UK central bank sells some of its £838bn QE bonds

UK Central Bank

The UK’s central bank on Tuesday held its first auction to sell some of its £838 billion stockpile of government bonds it bought during successive quantitative easing (QE) programmes from 2009 to 2021 to help prop up the economy through the global financial crisis and the pandemic.

The Bank of England is the first central bank in the Group of Seven (G7) to actively sell QE bonds to investors.

There was solid demand as investors bid for 3.26 times the £750 million of gilts with a remaining maturity of three to seven years which the BoE put up for sale.

The BoE aims to sell £6 billion of gilts in eight auctions in November and December as part of a plan to reduce its gilt holdings by £80 billion over 12 months through a mix of sales and not reinvesting money from maturing gilts.

“This is a landmark moment as the gilt market adjusts to a future without QE,” wrote Citigroup analysts in a note.

“There remain concerns about who will buy all the gilts.”

Paul Hollingsworth, chief European economist at BNP Paribas, said: “Tightening monetary policy through the interest-rate channel is tried and tested.

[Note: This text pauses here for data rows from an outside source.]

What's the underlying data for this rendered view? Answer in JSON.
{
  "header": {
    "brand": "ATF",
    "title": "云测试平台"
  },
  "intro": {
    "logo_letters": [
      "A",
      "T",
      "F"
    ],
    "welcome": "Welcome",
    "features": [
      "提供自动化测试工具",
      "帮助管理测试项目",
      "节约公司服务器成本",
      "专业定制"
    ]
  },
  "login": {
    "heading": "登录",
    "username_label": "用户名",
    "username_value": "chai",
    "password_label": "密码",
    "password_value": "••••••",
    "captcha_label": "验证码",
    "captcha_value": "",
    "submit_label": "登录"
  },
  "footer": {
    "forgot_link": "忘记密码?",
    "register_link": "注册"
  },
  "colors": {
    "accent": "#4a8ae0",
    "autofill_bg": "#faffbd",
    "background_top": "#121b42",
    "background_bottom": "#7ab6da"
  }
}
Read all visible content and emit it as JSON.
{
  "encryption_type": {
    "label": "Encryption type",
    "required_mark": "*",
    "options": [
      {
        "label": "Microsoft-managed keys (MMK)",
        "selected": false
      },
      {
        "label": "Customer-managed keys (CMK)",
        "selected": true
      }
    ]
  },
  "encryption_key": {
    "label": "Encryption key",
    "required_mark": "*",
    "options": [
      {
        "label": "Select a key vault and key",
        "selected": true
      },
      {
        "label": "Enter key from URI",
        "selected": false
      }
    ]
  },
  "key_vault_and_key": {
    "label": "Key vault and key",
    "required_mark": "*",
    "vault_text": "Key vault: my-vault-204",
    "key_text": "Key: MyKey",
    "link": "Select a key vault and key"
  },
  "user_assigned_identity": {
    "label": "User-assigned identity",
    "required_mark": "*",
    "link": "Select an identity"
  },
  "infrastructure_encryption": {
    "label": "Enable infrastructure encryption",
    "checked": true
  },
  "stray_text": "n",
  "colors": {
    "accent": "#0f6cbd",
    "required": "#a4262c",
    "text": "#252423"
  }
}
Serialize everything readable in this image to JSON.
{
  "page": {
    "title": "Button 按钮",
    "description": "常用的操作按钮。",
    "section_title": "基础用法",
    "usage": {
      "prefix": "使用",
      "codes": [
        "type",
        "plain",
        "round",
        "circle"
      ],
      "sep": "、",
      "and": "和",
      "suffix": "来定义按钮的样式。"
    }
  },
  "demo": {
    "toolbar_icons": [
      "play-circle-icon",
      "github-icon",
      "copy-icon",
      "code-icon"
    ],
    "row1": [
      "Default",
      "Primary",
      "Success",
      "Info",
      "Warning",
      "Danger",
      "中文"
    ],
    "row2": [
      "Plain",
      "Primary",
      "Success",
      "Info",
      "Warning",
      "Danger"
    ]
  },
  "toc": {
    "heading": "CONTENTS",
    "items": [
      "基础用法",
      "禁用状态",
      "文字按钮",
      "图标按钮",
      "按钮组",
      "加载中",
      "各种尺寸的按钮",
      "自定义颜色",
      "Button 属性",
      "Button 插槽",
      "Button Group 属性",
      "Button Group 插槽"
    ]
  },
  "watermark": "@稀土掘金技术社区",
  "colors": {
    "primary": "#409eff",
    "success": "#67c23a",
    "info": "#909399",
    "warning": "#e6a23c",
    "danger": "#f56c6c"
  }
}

“With QT (quantitative tightening), central banks are entering uncharted waters — the risks of unintended consequences are clearly higher.”

Elaine Torry, co-head of defined benefit investment at consultant Hymans Robertson, said: “It’s difficult to anticipate how the market will react to the Bank of England’s actions as the landscape of the field that investors, most notably UK defined benefit pension schemes, are operating in has changed quite dramatically since the original planned date for the sale.

“One of the big determinants of the outcome of the sale will be whether defined benefit pension schemes, who are one of the biggest holders of government bonds, are ready, willing and able to step back into the gilt market as a buyer of these gilts …

“Today’s sale of gilts from the Bank of England introduces a real risk that yields will increase once again.

“Markets and investors are still scarred from recent turmoil, and as many pension schemes seek to consolidate and review their investment strategy they could, in the short term at least, be faced with a further round of investment decisions.”